算数のテストで零点を取って、明日から学校へ行かないと言った。

分からないことは恥ではない。

分かるまで、誰かに聞けばいい。

そう言ったら、あいつは、大人になったら、分からない子の隣に座ると言った。

本人は忘れていると思う。

でも、ちゃんと約束を守っている。

今日は顔だけ見て帰る。

忙しそうなら、声はかけない」

最後に、少し離れて一行だけあった。

「先生になって、偉くなったな」

同じ言葉だった。

あの日、私が皮肉だと思った言葉。

父は、最初から一度も私を笑っていなかった。

父は私に会いに来たのではない。

約束を守っている私を、道路の向こうから見に来たのだ。

声をかければ邪魔になると思い、雨のベンチに座って、授業が終わるのを待っていた。

私は顔を上げた。

塾の二階には、まだ教室の明かりがついていた。

あの窓の向こうにいた私は、黒板ばかり見ていた。

父は最後まで、こちらを見ていたのに。

発車ベルが鳴った。

改札へ向かう人々の中で、私は手帳を胸に押しつけた。

安いビニールの角が、肋骨に食い込んだ。

痛かった。

その痛みだけが、もう触れることのできない父の指のようだった。

私は声を殺して泣いた。

父さん、と呼んだ。

返事はなかった。

けれど、生きているあいだにも、私は父の返事を聞こうとはしなかったのだ。

     *

春、一人の少年が塾に入ってきた。

数学が苦手で、答案を返すたび、

「どうせ僕は馬鹿だから」

と笑った。

その笑い方が、昔の私によく似ていた。

ある夜、授業が終わっても、少年は席を立たなかった。

「先生。
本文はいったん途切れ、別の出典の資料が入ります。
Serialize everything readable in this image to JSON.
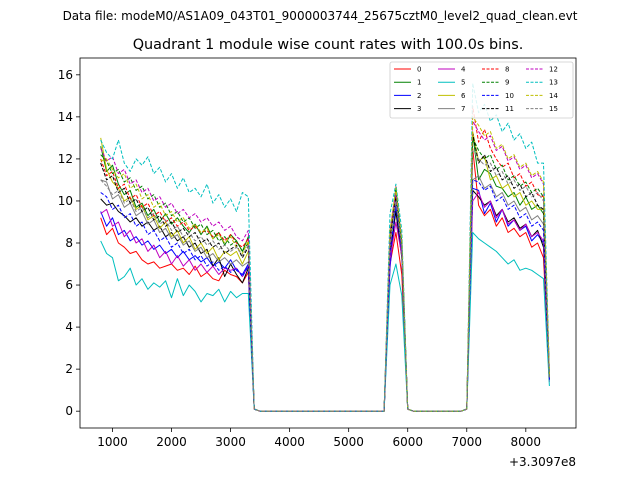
{
  "header": {
    "data_file": "Data file: modeM0/AS1A09_043T01_9000003744_25675cztM0_level2_quad_clean.evt"
  },
  "chart_data": {
    "type": "line",
    "title": "Quadrant 1 module wise count rates with 100.0s bins.",
    "xlabel": "",
    "ylabel": "",
    "x_offset_label": "+3.3097e8",
    "xlim": [
      450,
      8850
    ],
    "ylim": [
      -0.8,
      16.8
    ],
    "xticks": [
      1000,
      2000,
      3000,
      4000,
      5000,
      6000,
      7000,
      8000
    ],
    "yticks": [
      0,
      2,
      4,
      6,
      8,
      10,
      12,
      14,
      16
    ],
    "x": [
      800,
      900,
      1000,
      1100,
      1200,
      1300,
      1400,
      1500,
      1600,
      1700,
      1800,
      1900,
      2000,
      2100,
      2200,
      2300,
      2400,
      2500,
      2600,
      2700,
      2800,
      2900,
      3000,
      3100,
      3200,
      3300,
      3400,
      3500,
      3600,
      5600,
      5700,
      5800,
      5900,
      6000,
      6100,
      6900,
      7000,
      7100,
      7200,
      7300,
      7400,
      7500,
      7600,
      7700,
      7800,
      7900,
      8000,
      8100,
      8200,
      8300,
      8400
    ],
    "legend": {
      "location": "top-right",
      "columns": 4
    },
    "series": [
      {
        "name": "0",
        "color": "#ff0000",
        "style": "solid",
        "values": [
          9.2,
          8.4,
          8.7,
          8.0,
          7.8,
          7.5,
          7.6,
          7.2,
          7.0,
          7.1,
          6.8,
          6.9,
          7.0,
          6.7,
          6.8,
          6.5,
          6.9,
          6.4,
          6.6,
          6.3,
          6.2,
          6.7,
          6.5,
          6.4,
          6.1,
          6.6,
          0.1,
          0,
          0,
          0,
          7.0,
          8.5,
          6.5,
          0.1,
          0,
          0,
          0.1,
          12.5,
          9.8,
          9.3,
          9.6,
          8.8,
          9.2,
          8.5,
          8.7,
          8.3,
          8.5,
          7.8,
          8.0,
          7.3,
          1.6
        ]
      },
      {
        "name": "1",
        "color": "#008000",
        "style": "solid",
        "values": [
          12.6,
          11.4,
          11.7,
          10.8,
          10.3,
          10.5,
          9.7,
          9.9,
          9.3,
          9.6,
          9.0,
          9.4,
          8.9,
          9.2,
          8.8,
          8.5,
          8.9,
          8.4,
          8.8,
          8.2,
          8.5,
          7.9,
          8.4,
          8.1,
          7.6,
          8.3,
          0.1,
          0,
          0,
          0,
          8.2,
          10.5,
          8.0,
          0.1,
          0,
          0,
          0.1,
          13.2,
          11.0,
          11.5,
          11.3,
          10.7,
          10.6,
          10.2,
          10.4,
          9.8,
          10.2,
          9.6,
          9.8,
          9.4,
          1.7
        ]
      },
      {
        "name": "2",
        "color": "#0000ff",
        "style": "solid",
        "values": [
          9.5,
          8.8,
          9.2,
          8.4,
          8.6,
          8.1,
          8.3,
          7.9,
          8.1,
          7.7,
          7.9,
          7.5,
          7.7,
          7.3,
          7.6,
          7.2,
          7.4,
          7.1,
          7.3,
          6.9,
          7.1,
          6.8,
          7.2,
          6.7,
          6.5,
          7.0,
          0.1,
          0,
          0,
          0,
          6.8,
          9.8,
          7.5,
          0.1,
          0,
          0,
          0.1,
          10.6,
          10.5,
          9.4,
          9.9,
          9.0,
          9.6,
          8.8,
          9.1,
          8.6,
          8.8,
          8.1,
          8.4,
          8.0,
          1.5
        ]
      },
      {
        "name": "3",
        "color": "#000000",
        "style": "solid",
        "values": [
          10.1,
          9.8,
          9.9,
          9.5,
          9.3,
          9.0,
          9.2,
          8.8,
          9.0,
          8.6,
          8.8,
          8.3,
          8.5,
          8.1,
          8.3,
          7.8,
          8.0,
          7.5,
          7.7,
          6.9,
          7.3,
          6.4,
          7.0,
          6.5,
          6.1,
          6.8,
          0.1,
          0,
          0,
          0,
          7.5,
          9.5,
          7.3,
          0.1,
          0,
          0,
          0.1,
          10.5,
          10.2,
          9.8,
          10.0,
          9.3,
          9.6,
          9.0,
          9.2,
          8.7,
          8.9,
          8.3,
          8.6,
          7.8,
          1.5
        ]
      },
      {
        "name": "4",
        "color": "#bf00bf",
        "style": "solid",
        "values": [
          9.4,
          9.6,
          8.8,
          9.0,
          8.3,
          8.6,
          8.0,
          8.2,
          7.6,
          7.9,
          7.3,
          7.6,
          7.0,
          7.4,
          6.9,
          7.2,
          6.7,
          7.0,
          6.6,
          6.9,
          6.5,
          6.8,
          6.7,
          6.8,
          6.4,
          6.9,
          0.1,
          0,
          0,
          0,
          7.2,
          9.0,
          7.4,
          0.1,
          0,
          0,
          0.1,
          10.0,
          10.4,
          9.7,
          10.0,
          9.2,
          9.6,
          8.9,
          9.1,
          8.6,
          8.9,
          8.3,
          8.5,
          8.1,
          1.4
        ]
      },
      {
        "name": "5",
        "color": "#00bfbf",
        "style": "solid",
        "values": [
          8.1,
          7.5,
          7.3,
          6.2,
          6.4,
          6.8,
          6.0,
          6.3,
          5.8,
          6.1,
          5.9,
          6.2,
          5.4,
          6.3,
          5.5,
          6.0,
          5.7,
          5.2,
          5.6,
          5.5,
          5.8,
          5.2,
          5.7,
          5.4,
          5.6,
          5.6,
          0.1,
          0,
          0,
          0,
          6.0,
          7.0,
          5.5,
          0.1,
          0,
          0,
          0.1,
          8.5,
          8.2,
          8.0,
          7.8,
          7.6,
          7.3,
          7.0,
          7.2,
          6.7,
          6.8,
          6.7,
          6.5,
          6.3,
          1.2
        ]
      },
      {
        "name": "6",
        "color": "#bfbf00",
        "style": "solid",
        "values": [
          13.0,
          11.5,
          10.9,
          10.6,
          10.0,
          10.2,
          9.6,
          9.8,
          9.1,
          9.3,
          8.7,
          9.0,
          8.3,
          8.6,
          8.0,
          8.3,
          7.7,
          8.0,
          7.5,
          7.8,
          7.2,
          7.6,
          7.4,
          7.6,
          7.0,
          7.6,
          0.1,
          0,
          0,
          0,
          8.3,
          10.0,
          7.7,
          0.1,
          0,
          0,
          0.1,
          13.3,
          11.9,
          12.1,
          11.0,
          11.2,
          10.6,
          10.8,
          10.2,
          10.4,
          9.8,
          10.0,
          9.6,
          9.6,
          1.6
        ]
      },
      {
        "name": "7",
        "color": "#808080",
        "style": "solid",
        "values": [
          11.0,
          10.9,
          10.1,
          10.3,
          9.7,
          9.9,
          9.3,
          9.5,
          8.9,
          9.1,
          8.5,
          8.7,
          8.2,
          8.4,
          7.9,
          8.1,
          7.6,
          7.8,
          7.3,
          7.5,
          7.1,
          7.3,
          7.0,
          7.2,
          6.9,
          7.1,
          0.1,
          0,
          0,
          0,
          7.8,
          10.3,
          7.6,
          0.1,
          0,
          0,
          0.1,
          11.0,
          11.2,
          10.6,
          10.8,
          10.2,
          10.4,
          9.8,
          10.0,
          9.5,
          9.7,
          9.1,
          9.3,
          8.9,
          1.5
        ]
      },
      {
        "name": "8",
        "color": "#ff0000",
        "style": "dashed",
        "values": [
          12.0,
          11.2,
          11.4,
          10.6,
          10.8,
          10.1,
          10.3,
          9.7,
          9.9,
          9.3,
          9.5,
          9.0,
          9.2,
          8.8,
          9.0,
          8.6,
          8.8,
          8.5,
          8.6,
          8.3,
          8.5,
          8.1,
          8.4,
          8.0,
          7.8,
          8.2,
          0.1,
          0,
          0,
          0,
          8.0,
          10.7,
          7.9,
          0.1,
          0,
          0,
          0.1,
          14.5,
          12.8,
          13.4,
          12.5,
          12.0,
          11.6,
          11.8,
          11.1,
          11.3,
          10.7,
          10.9,
          10.3,
          10.2,
          1.8
        ]
      },
      {
        "name": "9",
        "color": "#008000",
        "style": "dashed",
        "values": [
          12.2,
          11.9,
          11.3,
          11.5,
          10.9,
          11.1,
          10.5,
          10.7,
          10.1,
          10.3,
          9.7,
          9.9,
          9.3,
          9.5,
          9.0,
          9.2,
          8.7,
          8.9,
          8.4,
          8.6,
          8.1,
          8.3,
          7.9,
          8.1,
          7.6,
          8.0,
          0.1,
          0,
          0,
          0,
          8.5,
          10.6,
          8.0,
          0.1,
          0,
          0,
          0.1,
          13.0,
          12.4,
          12.0,
          12.2,
          11.5,
          11.7,
          11.0,
          11.2,
          10.7,
          10.9,
          10.4,
          10.6,
          10.2,
          1.7
        ]
      },
      {
        "name": "10",
        "color": "#0000ff",
        "style": "dashed",
        "values": [
          10.4,
          10.2,
          9.6,
          9.8,
          9.2,
          9.4,
          8.8,
          9.0,
          8.4,
          8.6,
          8.1,
          8.3,
          7.8,
          8.0,
          7.5,
          7.7,
          7.2,
          7.4,
          6.9,
          7.1,
          6.7,
          6.9,
          6.6,
          6.8,
          6.4,
          6.9,
          0.1,
          0,
          0,
          0,
          7.5,
          9.8,
          7.6,
          0.1,
          0,
          0,
          0.1,
          11.0,
          10.9,
          10.5,
          10.7,
          10.0,
          10.2,
          9.6,
          9.8,
          9.2,
          9.4,
          8.8,
          9.0,
          8.6,
          1.5
        ]
      },
      {
        "name": "11",
        "color": "#000000",
        "style": "dashed",
        "values": [
          11.8,
          11.0,
          11.2,
          10.4,
          10.6,
          9.9,
          10.1,
          9.5,
          9.7,
          9.1,
          9.3,
          8.8,
          9.0,
          8.5,
          8.7,
          8.3,
          8.5,
          8.0,
          8.2,
          7.8,
          8.0,
          7.5,
          7.7,
          7.9,
          7.3,
          7.8,
          0.1,
          0,
          0,
          0,
          8.2,
          10.2,
          8.0,
          0.1,
          0,
          0,
          0.1,
          13.2,
          11.8,
          12.2,
          11.4,
          11.6,
          11.0,
          11.2,
          10.6,
          10.8,
          10.2,
          10.4,
          9.8,
          9.6,
          1.6
        ]
      },
      {
        "name": "12",
        "color": "#bf00bf",
        "style": "dashed",
        "values": [
          12.5,
          11.9,
          12.1,
          11.3,
          11.5,
          10.8,
          11.0,
          10.4,
          10.6,
          10.0,
          10.2,
          9.7,
          9.9,
          9.4,
          9.6,
          9.2,
          9.4,
          9.0,
          9.2,
          8.8,
          9.0,
          8.6,
          8.8,
          8.3,
          8.1,
          8.6,
          0.1,
          0,
          0,
          0,
          8.6,
          10.4,
          8.2,
          0.1,
          0,
          0,
          0.1,
          13.8,
          13.3,
          12.9,
          13.1,
          12.4,
          12.6,
          11.9,
          12.1,
          11.5,
          11.7,
          11.1,
          11.3,
          10.8,
          1.8
        ]
      },
      {
        "name": "13",
        "color": "#00bfbf",
        "style": "dashed",
        "values": [
          12.9,
          12.3,
          12.0,
          12.9,
          11.8,
          11.4,
          12.0,
          11.7,
          12.1,
          11.3,
          11.6,
          10.9,
          11.3,
          10.6,
          11.1,
          10.4,
          10.6,
          10.2,
          10.8,
          9.9,
          10.3,
          9.7,
          10.1,
          9.5,
          10.4,
          10.2,
          0.1,
          0,
          0,
          0,
          9.4,
          10.8,
          8.6,
          0.1,
          0,
          0,
          0.1,
          15.6,
          14.2,
          14.6,
          13.8,
          14.1,
          13.3,
          13.7,
          12.9,
          13.2,
          12.5,
          12.8,
          11.8,
          11.8,
          1.8
        ]
      },
      {
        "name": "14",
        "color": "#bfbf00",
        "style": "dashed",
        "values": [
          11.9,
          12.0,
          11.5,
          11.1,
          11.3,
          10.6,
          10.8,
          10.1,
          10.3,
          9.7,
          9.9,
          9.3,
          9.5,
          9.0,
          9.2,
          8.7,
          8.9,
          8.5,
          8.7,
          8.2,
          8.4,
          8.0,
          8.3,
          7.8,
          7.5,
          8.1,
          0.1,
          0,
          0,
          0,
          8.6,
          10.6,
          8.1,
          0.1,
          0,
          0,
          0.1,
          14.0,
          13.6,
          13.1,
          13.3,
          12.5,
          12.7,
          12.0,
          12.2,
          11.6,
          11.8,
          11.2,
          11.4,
          10.9,
          1.7
        ]
      },
      {
        "name": "15",
        "color": "#808080",
        "style": "dashed",
        "values": [
          11.0,
          10.7,
          10.3,
          10.5,
          9.9,
          10.1,
          9.5,
          9.7,
          9.2,
          9.4,
          8.9,
          9.1,
          8.6,
          8.8,
          8.3,
          8.5,
          8.1,
          8.3,
          7.9,
          8.1,
          7.7,
          7.9,
          7.6,
          7.8,
          7.4,
          7.9,
          0.1,
          0,
          0,
          0,
          8.0,
          10.0,
          7.8,
          0.1,
          0,
          0,
          0.1,
          12.4,
          12.0,
          11.7,
          11.8,
          11.2,
          11.4,
          10.8,
          11.0,
          10.5,
          10.7,
          10.2,
          10.4,
          10.0,
          1.6
        ]
      }
    ]
  }
}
分からないって、恥ずかしいですか」

私は立派なことを言おうとして、やめた。

父の言葉を借りるなら、きれいに借りたくはなかった。

私は少年の隣の椅子を引き、腰を下ろした。

「恥ずかしくないよ」

少年は顔を上げた。

「分かるまで、ここにいる」

少年は黙って鉛筆を握り直した。

窓の外では、最終バスが父のベンチの前をゆっくり曲がっていった。

私は机の引き出しから手帳を取り出し、父が残した最後の空欄に、今日の日付を書いた。

その下に、二行だけ書き足した。

「約束のつづき。

父さん。今度は、私が隣に座る」

返事はなかった。

けれど私は、もうそれを悲しいとは思わなかった。

約束というものは、二人で交わすだけのものではない。

一人がいなくなったあと、残された者が守りつづけることもある。

私は少年のノートを開き、最初の式を指さした。

「ここから、もう一度やろう」

あの日、父にかけ直せなかった電話の代わりに。

今度こそ、目の前の誰かを置いていかないために。